We first observe that an order denying a preliminary injunction is an appealable order. (Code Civ.Proc., s 904.1, subd. (f); Lesser Towers, Inc. v. Roscoe-Ajax Constr. Co., 271 Cal.App.2d 675, 693, 77 Cal.Rptr. 100.)

And we are of the opinion that defendants are parties “aggrieved ” by the order denying the preliminary injunction, and are accordingly entitled to appeal therefrom. (See Code Civ.Proc., s 902.) For doubt would be cast upon the validity of any judgment, order, ruling or stipulation in the action purporting to affect Elizabeth, at a time she may have been unlawfully represented by Abar, and thus in law not represented at all. Any party who feels that he is, or who may be, aggrieved by an otherwise appealable order may appeal therefrom. (Conservatorship of Stewart, 276 Cal.App.2d 211, 215, 80 Cal.Rptr. 738; Garcia v. San Gabriel Ready Mixt, 173 Cal.App.2d 355, 357, 343 P.2d 327; and see 6 Witkin, Cal.Procedure (2d ed. 1971) Appeal, s 119, p. 4117.)

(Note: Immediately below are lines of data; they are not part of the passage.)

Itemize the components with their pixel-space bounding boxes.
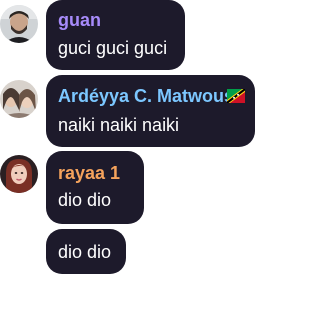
message-text: naiki naiki naiki (58, 115, 180, 135)
username[interactable]: guan (58, 9, 101, 31)
username[interactable]: Ardéyya C. Matwous (58, 85, 234, 107)
message-text: dio dio (58, 190, 112, 210)
avatar-guan[interactable] (0, 5, 38, 43)
username[interactable]: rayaa 1 (58, 162, 120, 184)
message-text: dio dio (58, 242, 112, 262)
message-bubble[interactable]: guan guci guci guci (46, 0, 185, 70)
message-bubble[interactable]: rayaa 1 dio dio (46, 151, 144, 224)
avatar-ardeyya[interactable] (0, 80, 38, 118)
saint-kitts-and-nevis-flag-icon (227, 89, 245, 103)
message-bubble[interactable]: Ardéyya C. Matwous naiki naiki naiki (46, 75, 255, 147)
avatar-rayaa[interactable] (0, 155, 38, 193)
message-bubble[interactable]: dio dio (46, 229, 126, 274)
message-text: guci guci guci (58, 38, 168, 58)
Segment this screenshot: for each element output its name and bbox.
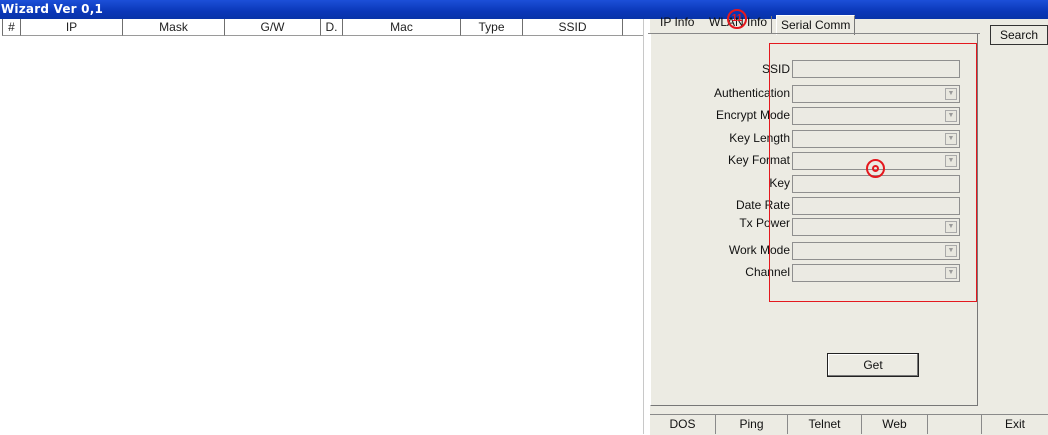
device-list[interactable]: # IP Mask G/W D. Mac Type SSID bbox=[2, 19, 644, 434]
bottom-spacer bbox=[928, 414, 982, 434]
web-button[interactable]: Web bbox=[862, 414, 928, 434]
column-header-filler bbox=[622, 19, 643, 36]
exit-button[interactable]: Exit bbox=[982, 414, 1048, 434]
column-header-mac[interactable]: Mac bbox=[342, 19, 460, 36]
annotation-marker bbox=[866, 159, 885, 178]
telnet-button[interactable]: Telnet bbox=[788, 414, 862, 434]
column-header-ip[interactable]: IP bbox=[20, 19, 122, 36]
column-header-mask[interactable]: Mask bbox=[122, 19, 224, 36]
ping-button[interactable]: Ping bbox=[716, 414, 788, 434]
column-header-index[interactable]: # bbox=[2, 19, 20, 36]
column-header-gateway[interactable]: G/W bbox=[224, 19, 320, 36]
window-title: Wizard Ver 0,1 bbox=[1, 2, 104, 16]
title-bar: Wizard Ver 0,1 bbox=[0, 0, 1048, 19]
dos-button[interactable]: DOS bbox=[650, 414, 716, 434]
get-button[interactable]: Get bbox=[827, 353, 919, 377]
annotation-badge: 11 bbox=[727, 9, 747, 29]
tab-serial-comm[interactable]: Serial Comm bbox=[776, 15, 856, 35]
column-header-dns[interactable]: D. bbox=[320, 19, 342, 36]
tab-ip-info[interactable]: IP Info bbox=[660, 13, 694, 32]
column-header-ssid[interactable]: SSID bbox=[522, 19, 622, 36]
search-button[interactable]: Search bbox=[990, 25, 1048, 45]
tab-divider bbox=[771, 16, 772, 33]
column-header-type[interactable]: Type bbox=[460, 19, 522, 36]
annotation-badge-number: 11 bbox=[731, 13, 743, 24]
annotation-marker-dot bbox=[872, 165, 879, 172]
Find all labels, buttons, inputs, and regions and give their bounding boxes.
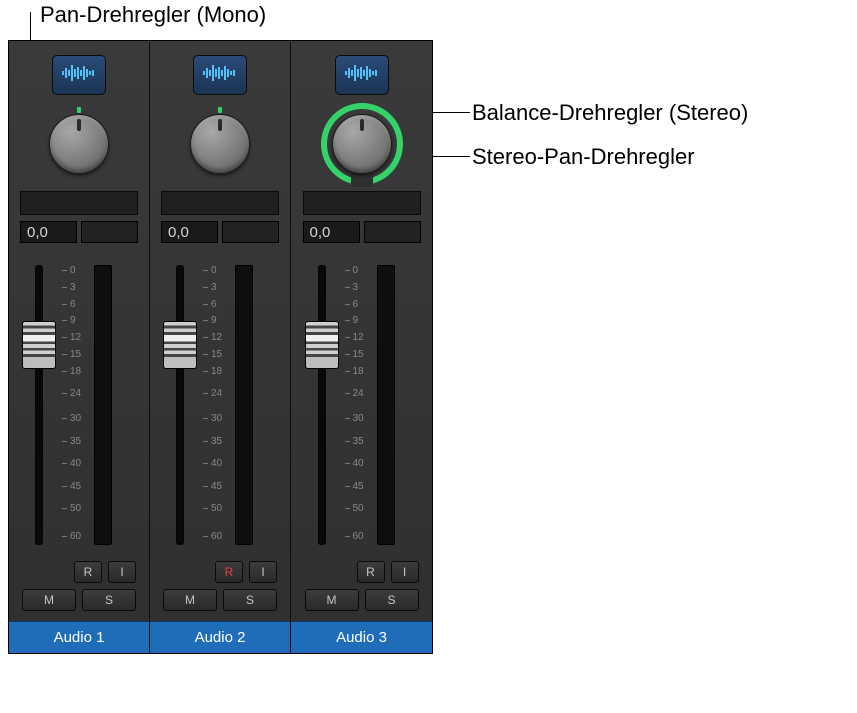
- track-name-label[interactable]: Audio 1: [9, 621, 149, 653]
- level-readout: 0,0: [20, 221, 77, 243]
- level-readout: 0,0: [161, 221, 218, 243]
- track-name-label[interactable]: Audio 2: [150, 621, 290, 653]
- peak-readout: [222, 221, 279, 243]
- db-scale: 0 3 6 9 12 15 18 24 30 35 40 45 50 60: [203, 265, 231, 545]
- stereo-pan-knob[interactable]: [332, 114, 392, 174]
- mixer-panel: 0,0 0 3 6 9 12 15 18 24 30 35 40 45 50: [8, 40, 433, 654]
- volume-fader-track[interactable]: [161, 265, 199, 545]
- annotation-pan-mono: Pan-Drehregler (Mono): [40, 2, 266, 28]
- level-meter: [235, 265, 253, 545]
- volume-fader-track[interactable]: [303, 265, 341, 545]
- volume-fader-track[interactable]: [20, 265, 58, 545]
- waveform-icon: [61, 63, 97, 88]
- pan-indicator-icon: [218, 107, 222, 113]
- annotation-balance-stereo: Balance-Drehregler (Stereo): [472, 100, 748, 126]
- mute-button[interactable]: M: [305, 589, 359, 611]
- insert-slot[interactable]: [303, 191, 421, 215]
- balance-knob-stereo[interactable]: [190, 114, 250, 174]
- insert-slot[interactable]: [20, 191, 138, 215]
- db-scale: 0 3 6 9 12 15 18 24 30 35 40 45 50 60: [62, 265, 90, 545]
- fader-cap[interactable]: [163, 321, 197, 369]
- input-monitor-button[interactable]: I: [108, 561, 136, 583]
- waveform-icon: [202, 63, 238, 88]
- input-monitor-button[interactable]: I: [249, 561, 277, 583]
- fader-cap[interactable]: [22, 321, 56, 369]
- peak-readout: [364, 221, 421, 243]
- channel-strip-3: 0,0 0 3 6 9 12 15 18 24 30 35 40 45 50: [291, 41, 432, 653]
- solo-button[interactable]: S: [223, 589, 277, 611]
- record-enable-button[interactable]: R: [215, 561, 243, 583]
- channel-strip-1: 0,0 0 3 6 9 12 15 18 24 30 35 40 45 50: [9, 41, 150, 653]
- level-meter: [377, 265, 395, 545]
- input-type-button[interactable]: [52, 55, 106, 95]
- solo-button[interactable]: S: [82, 589, 136, 611]
- input-monitor-button[interactable]: I: [391, 561, 419, 583]
- mute-button[interactable]: M: [22, 589, 76, 611]
- db-scale: 0 3 6 9 12 15 18 24 30 35 40 45 50 60: [345, 265, 373, 545]
- level-readout: 0,0: [303, 221, 360, 243]
- pan-knob-mono[interactable]: [49, 114, 109, 174]
- peak-readout: [81, 221, 138, 243]
- pan-indicator-icon: [77, 107, 81, 113]
- fader-cap[interactable]: [305, 321, 339, 369]
- record-enable-button[interactable]: R: [74, 561, 102, 583]
- record-enable-button[interactable]: R: [357, 561, 385, 583]
- input-type-button[interactable]: [193, 55, 247, 95]
- waveform-icon: [344, 63, 380, 88]
- channel-strip-2: 0,0 0 3 6 9 12 15 18 24 30 35 40 45 50: [150, 41, 291, 653]
- mute-button[interactable]: M: [163, 589, 217, 611]
- level-meter: [94, 265, 112, 545]
- annotation-stereo-pan: Stereo-Pan-Drehregler: [472, 144, 695, 170]
- track-name-label[interactable]: Audio 3: [291, 621, 432, 653]
- insert-slot[interactable]: [161, 191, 279, 215]
- input-type-button[interactable]: [335, 55, 389, 95]
- solo-button[interactable]: S: [365, 589, 419, 611]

“ ‘The right to practice law not only presupposes in its possessor integrity, legal standing and attainment, but also the exercise of a special privilege, highly personal and partaking of the nature of a public trust. It is manifest that the powers and privileges derived from it may not with propriety be delegated to or exercised by a nonlicensed person.’ ” (McGregor v. State Bar, 24 Cal.2d 283, 288, 148 P.2d 865; Townsend v. The State Bar, 210 Cal. 362, 364, 291 P. 837.)

While any person may represent himself, and his own interests, at law and in legal proceedings: “No person shall practice law (for another) in this State unless he is an active member of the state bar.” (Bus. & Prof.Code, s 6125.) A violation of this statute is a criminal act. (Id., s 6126.)

Nor is Abar who is (as is Elizabeth) a plaintiff of the instant action aided by Code of Civil Procedure section 371, which provides: “If a husband and wife are sued together, each may defend for his or her own right, but if one spouse neglects to defend, the other spouse may defend for that spouse's right also.” Here Abar and Elizabeth are the plaintiff suitors.

Manifestly, Abar should not have been permitted by the superior court to represent Elizabeth in the instant action thus, in doing so, to practice law.

No error is seen in the superior court's ruling insofar as it denied defendants' motion for a preliminary injunction preventing Abar from representing Elizabeth in any action. Moreover, it is doubtful whether defendants are “aggrieved” (see Code Civ.Proc., s 902) as to the propensity, if any, of Abar to conduct himself as he has done here, in other actions. The superior court might reasonably have concluded that such matters would be better handled by appropriate public authority, instead of as an incident to ongoing private litigation such as this.

The order denying the preliminary injunction is reversed; the superior court will take such other and further proceedings as are not inconsistent with the views we have expressed.

ELKINGTON, Associate Justice.

RACANELLI, P. J., and NEWSOM, J., concur.